Poiché ce lo ha chiesto l’Europa è’ stato introdotto
l’istituto della mediazione obbligatoria (poi abolito e poi reintrodotto di nuovo) che
oltre a non diminuire il numero dei processi, comporta un costo ulteriore per i
cittadini.
E poi come non menzionare la legge Pinto? Questa
legge (del 24 marzo del 2001 n. 89), dopo la costituzionalizzazione del principio di
ragionevole durata del processo - art.
111 Cost.- ha introdotto
nell’ordinamento nazionale un sistema di equa riparazione del danno subito dal
cittadino a causa della irragionevole durata del processo (prima azionabile
solo davanti alla Corte Europea dei Diritti dell’Uomo).

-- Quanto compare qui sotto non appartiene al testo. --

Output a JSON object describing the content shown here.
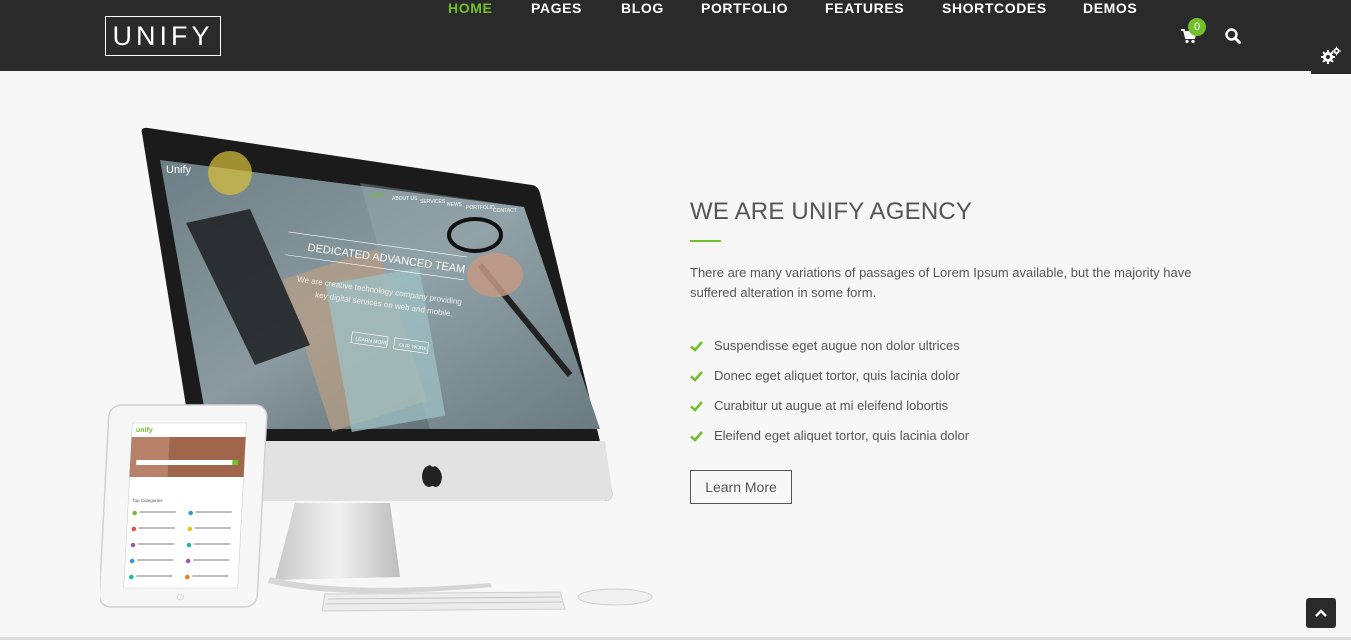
{
  "header": {
    "logo_text": "UNIFY",
    "nav": [
      {
        "label": "HOME",
        "active": true
      },
      {
        "label": "PAGES",
        "active": false
      },
      {
        "label": "BLOG",
        "active": false
      },
      {
        "label": "PORTFOLIO",
        "active": false
      },
      {
        "label": "FEATURES",
        "active": false
      },
      {
        "label": "SHORTCODES",
        "active": false
      },
      {
        "label": "DEMOS",
        "active": false
      }
    ],
    "cart_count": "0"
  },
  "hero": {
    "mockup": {
      "screen_logo": "Unify",
      "screen_nav": [
        "HOME",
        "ABOUT US",
        "SERVICES",
        "NEWS",
        "PORTFOLIO",
        "CONTACT"
      ],
      "screen_heading": "DEDICATED ADVANCED TEAM",
      "screen_text_1": "We are creative technology company providing",
      "screen_text_2": "key digital services on web and mobile.",
      "screen_btn_1": "LEARN MORE",
      "screen_btn_2": "OUR WORK",
      "tablet_logo": "unify",
      "tablet_categories_title": "Top Categories"
    },
    "title": "WE ARE UNIFY AGENCY",
    "description": "There are many variations of passages of Lorem Ipsum available, but the majority have suffered alteration in some form.",
    "features": [
      "Suspendisse eget augue non dolor ultrices",
      "Donec eget aliquet tortor, quis lacinia dolor",
      "Curabitur ut augue at mi eleifend lobortis",
      "Eleifend eget aliquet tortor, quis lacinia dolor"
    ],
    "cta_label": "Learn More"
  },
  "colors": {
    "accent": "#72c02c",
    "navbar": "#2a2a2a",
    "background": "#f7f7f7",
    "text": "#555555"
  },
  "icons": {
    "cart": "shopping-cart-icon",
    "search": "search-icon",
    "settings": "gears-icon",
    "check": "check-icon",
    "scroll_top": "chevron-up-icon"
  }
}
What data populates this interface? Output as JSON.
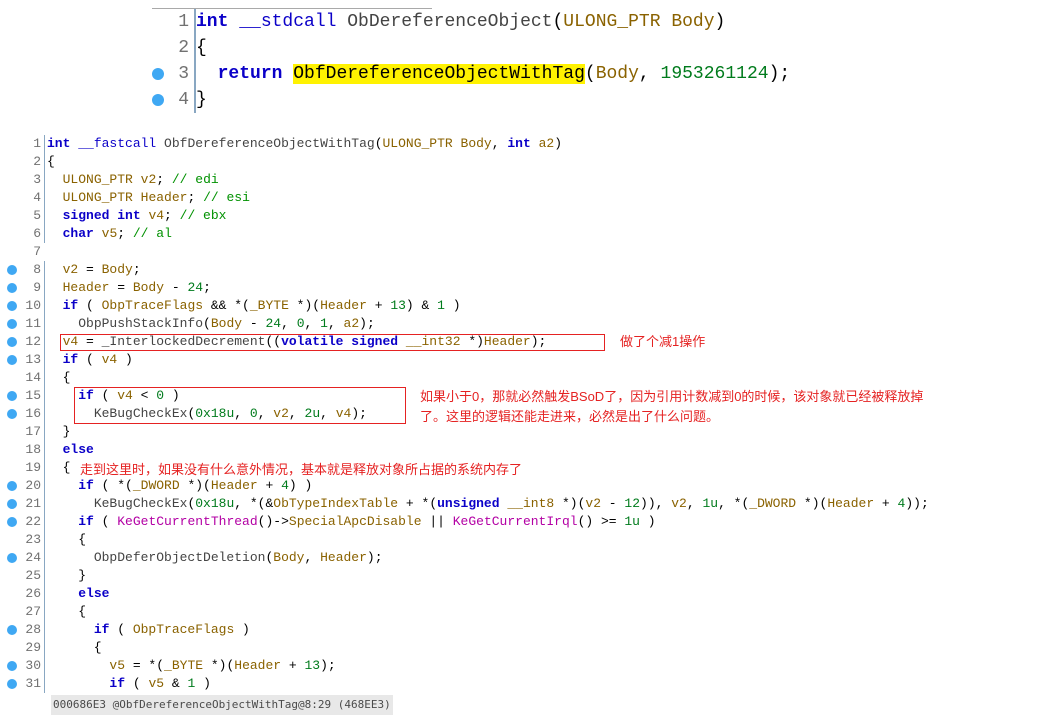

Attraverso un giudizio da esperirsi davanti la Corte di appello, quindi, la parte
di un processo può chiedere il risarcimento del danno patrimoniale e non
patrimoniale subito per effetto della violazione dell’art. 6 § 1
della Convenzione dei diritti dell’uomo, a causa dell’eccessiva durata del
processo.
Tuttavia
lo Stato non ha introdotto strumenti per ridurre l’eccessiva durata dei tempi
del processo, né ha organizzato gli Organi Giudiziari per rendere efficiente ed
effettivo il principio di ragionevole durata del processo, tanto che i
processi ex lege Pinto hanno notevolmente impegnato le Corti
d’Appello, e conseguentemente ulteriormente rallentato i processi!
Il
legislatore (forse proprio perché tra il 1959 e il 2011 l’Italia é stata
condannata 1.155 volte dalla Corte Europea dei Diritti dell’Uomo per
l’eccessiva durata dei suoi procedimenti giudiziari), è intervenuto più volte a
modificare la legge Pinto, restringendone sempre di più la portata applicativa
e da ultimo è intervenuto con uno strumento inappropriato, e cioè ancora una
volta tramite il decreto legge 22
giugno 2012 n. 83 ( “Misure urgenti per la crescita del Paese”), ed ha riscritto quasi integralmente le
previsioni della legge del 24 marzo 2001 n. 89, in tema di equa riparazione in
caso di violazione del termine ragionevole del processo, intervenendo sia su
norme di carattere sostanziale che su norme di carattere processuale, relative
cioè, rispettivamente, alla spettanza e quantificazione dell’indennizzo e
alle forme che devono essere osservate nel relativo giudizio.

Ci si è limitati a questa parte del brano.